Ma la flotta di TOWT comprende anche brigantini e navi più grandi che si spingono fino ai Caraibi cercando rum e cioccolata, e fino alle Azzorre per comprare tè, sia per conto di commercianti che per conto proprio. Le possibilità di fare del cabotaggio a vela un marchio sono molte, e la TOWT si sta organizzando per sfruttarle tutte: etichette di “trasporto ecologico” che certificano lo scarso impatto ambientale dei prodotti, e iniziative ancora più scenografiche. Racconta Guillaume Le Grand a Le monde: “Quando risaliamo carichi di vino fino a Brest, scarichiamo le bottiglie sulla banchina, e il cantiniere degusta direttamente davanti alla barca“. Et voilà: il trasporto, di solito nemmeno menzionato, diventa un veicolo di marketing.
Ma aldilà del marketing, e senza abbandonarci del tutto al romanticismo dei vecchi brigantini che risalgono la Manica carichi di vino e conserve di pesce, la questione del prezzo delle merci trasportate a vela va affrontata.

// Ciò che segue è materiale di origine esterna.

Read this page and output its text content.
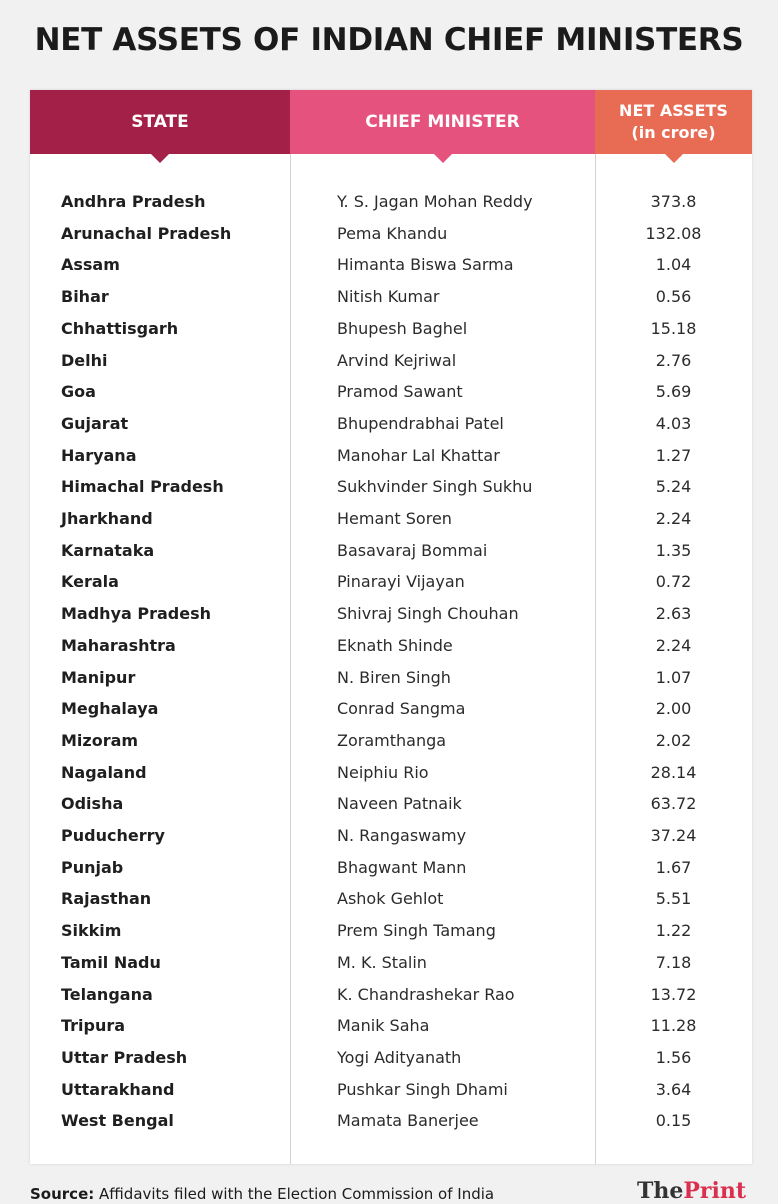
NET ASSETS OF INDIAN CHIEF MINISTERS
STATE	CHIEF MINISTER
NET ASSETS
(in crore)
Andhra Pradesh	Y. S. Jagan Mohan Reddy	373.8
Arunachal Pradesh	Pema Khandu	132.08
Assam	Himanta Biswa Sarma	1.04
Bihar	Nitish Kumar	0.56
Chhattisgarh	Bhupesh Baghel	15.18
Delhi	Arvind Kejriwal	2.76
Goa	Pramod Sawant	5.69
Gujarat	Bhupendrabhai Patel	4.03
Haryana	Manohar Lal Khattar	1.27
Himachal Pradesh	Sukhvinder Singh Sukhu	5.24
Jharkhand	Hemant Soren	2.24
Karnataka	Basavaraj Bommai	1.35
Kerala	Pinarayi Vijayan	0.72
Madhya Pradesh	Shivraj Singh Chouhan	2.63
Maharashtra	Eknath Shinde	2.24
Manipur	N. Biren Singh	1.07
Meghalaya	Conrad Sangma	2.00
Mizoram	Zoramthanga	2.02
Nagaland	Neiphiu Rio	28.14
Odisha	Naveen Patnaik	63.72
Puducherry	N. Rangaswamy	37.24
Punjab	Bhagwant Mann	1.67
Rajasthan	Ashok Gehlot	5.51
Sikkim	Prem Singh Tamang	1.22
Tamil Nadu	M. K. Stalin	7.18
Telangana	K. Chandrashekar Rao	13.72
Tripura	Manik Saha	11.28
Uttar Pradesh	Yogi Adityanath	1.56
Uttarakhand	Pushkar Singh Dhami	3.64
West Bengal	Mamata Banerjee	0.15
Source: Affidavits filed with the Election Commission of India	ThePrint
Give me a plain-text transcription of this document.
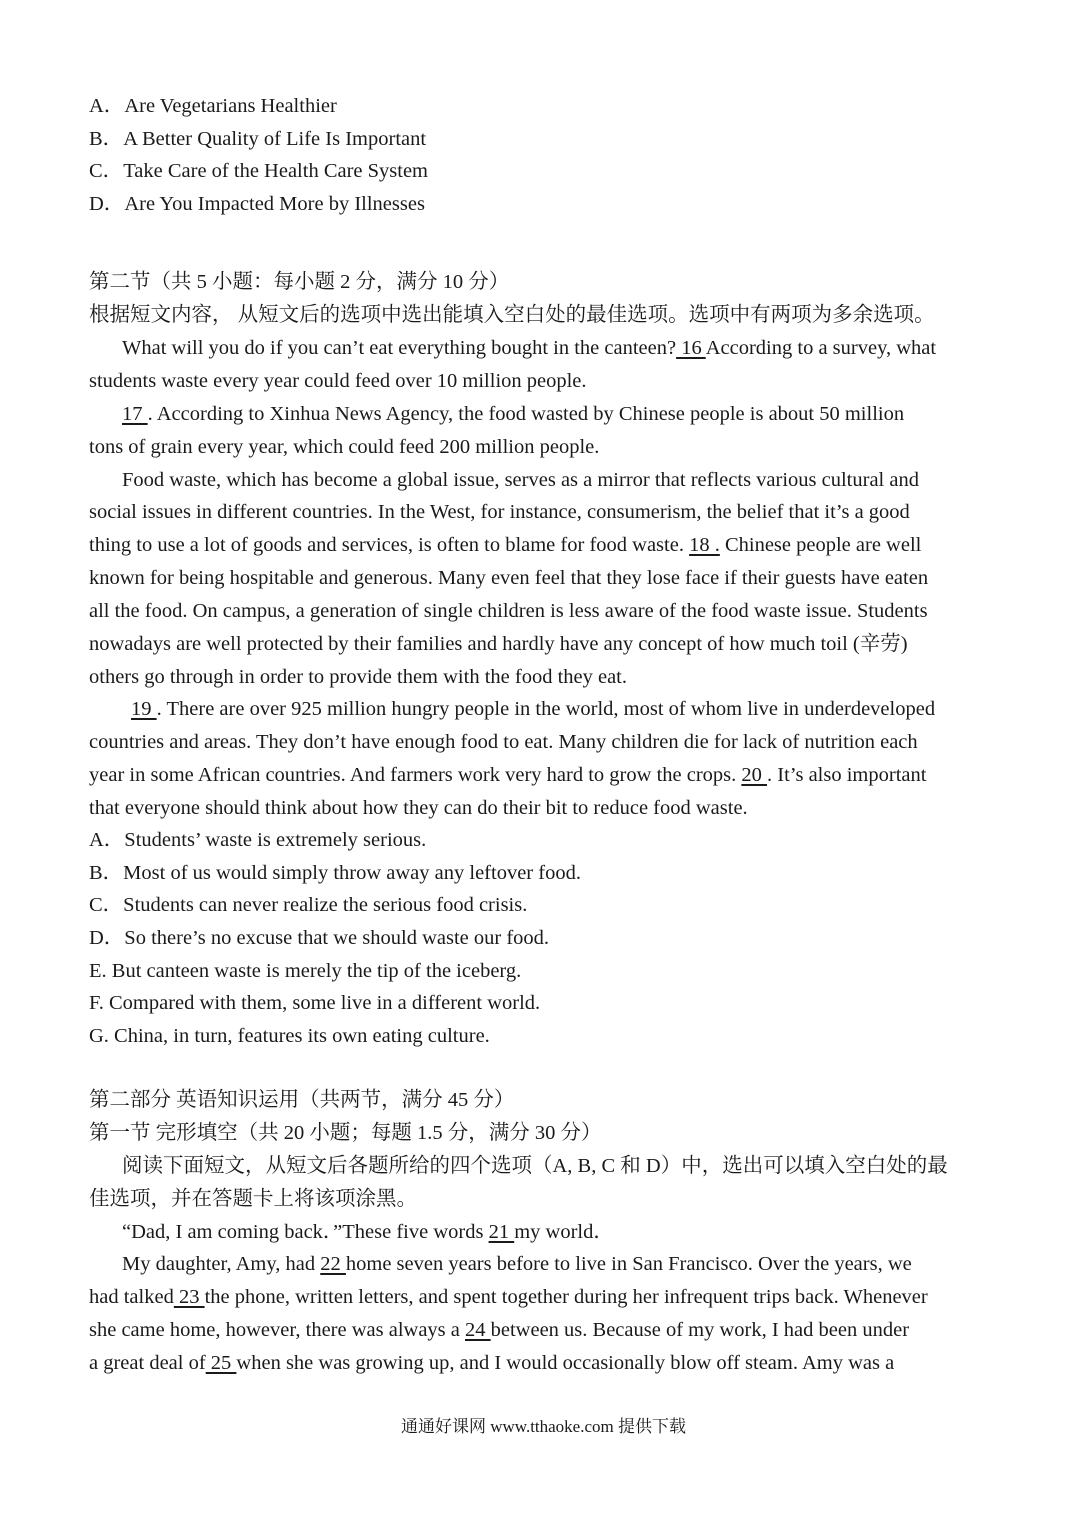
A．Are Vegetarians Healthier
B．A Better Quality of Life Is Important
C．Take Care of the Health Care System
D．Are You Impacted More by Illnesses
第二节（共 5 小题：每小题 2 分，满分 10 分）
根据短文内容， 从短文后的选项中选出能填入空白处的最佳选项。选项中有两项为多余选项。
What will you do if you can’t eat everything bought in the canteen? 16 According to a survey, what
students waste every year could feed over 10 million people.
17 . According to Xinhua News Agency, the food wasted by Chinese people is about 50 million
tons of grain every year, which could feed 200 million people.
Food waste, which has become a global issue, serves as a mirror that reflects various cultural and
social issues in different countries. In the West, for instance, consumerism, the belief that it’s a good
thing to use a lot of goods and services, is often to blame for food waste. 18 . Chinese people are well
known for being hospitable and generous. Many even feel that they lose face if their guests have eaten
all the food. On campus, a generation of single children is less aware of the food waste issue. Students
nowadays are well protected by their families and hardly have any concept of how much toil (辛劳)
others go through in order to provide them with the food they eat.
19 . There are over 925 million hungry people in the world, most of whom live in underdeveloped
countries and areas. They don’t have enough food to eat. Many children die for lack of nutrition each
year in some African countries. And farmers work very hard to grow the crops. 20 . It’s also important
that everyone should think about how they can do their bit to reduce food waste.
A．Students’ waste is extremely serious.
B．Most of us would simply throw away any leftover food.
C．Students can never realize the serious food crisis.
D．So there’s no excuse that we should waste our food.
E. But canteen waste is merely the tip of the iceberg.
F. Compared with them, some live in a different world.
G. China, in turn, features its own eating culture.
第二部分 英语知识运用（共两节，满分 45 分）
第一节 完形填空（共 20 小题；每题 1.5 分，满分 30 分）
阅读下面短文，从短文后各题所给的四个选项（A, B, C 和 D）中，选出可以填入空白处的最
佳选项，并在答题卡上将该项涂黑。
“Dad, I am coming back．”These five words 21 my world．
My daughter, Amy, had 22 home seven years before to live in San Francisco. Over the years, we
had talked 23 the phone, written letters, and spent together during her infrequent trips back. Whenever
she came home, however, there was always a 24 between us. Because of my work, I had been under
a great deal of 25 when she was growing up, and I would occasionally blow off steam. Amy was a
通通好课网 www.tthaoke.com 提供下载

Il trasporto di merci tramite cargo è infatti così diffuso (Le Monde riporta che il 90% delle merci scambiate in Francia sono state trasportate via nave) perchè è poco costoso: secondo uno studio dell’associazione Armatori Francesi il trasporto incide sul prezzo finale del prodotto per una percentaule compresa tra lo 0,3% e l’1,6% – pochi centesimi. D’altra parte, pur restando un mezzo meno inquinante dell’aereo, se i cargo che viaggiano per mari e oceani fossero una nazione, sarebbero il quarto paese per emissioni di CO2 al mondo. Le due cose sono collegate anche da un punto di vista economico, perchè l’inquinamento è la classica delle esternalità negative della teoria economica: il prezzo di un prodotto non riflette un costo sociale (le emissioni di CO2, in questo caso, con tutte le loro conseguenze), che viene quindi “pagato” dalla collettività e non da chi trae un guadagno dal prodotto stesso.
Nel caso del trasporto a vela, le merci subiscono inevitabilmente un aumento di prezzo, che noi percepiamo come assoluto perchè il costo sociale più basso (niente CO2 nell’aria) non viene incorporato nel prezzo. Ma abbiamo buone notizie anche in questo caso: Guillaume Le Grand stima che il sovraprezzo da pagare su una bottiglia di vino trasportata a vela invece che a motore sia di circa 20 centesimi di euro. Tutto sommato, si può fare.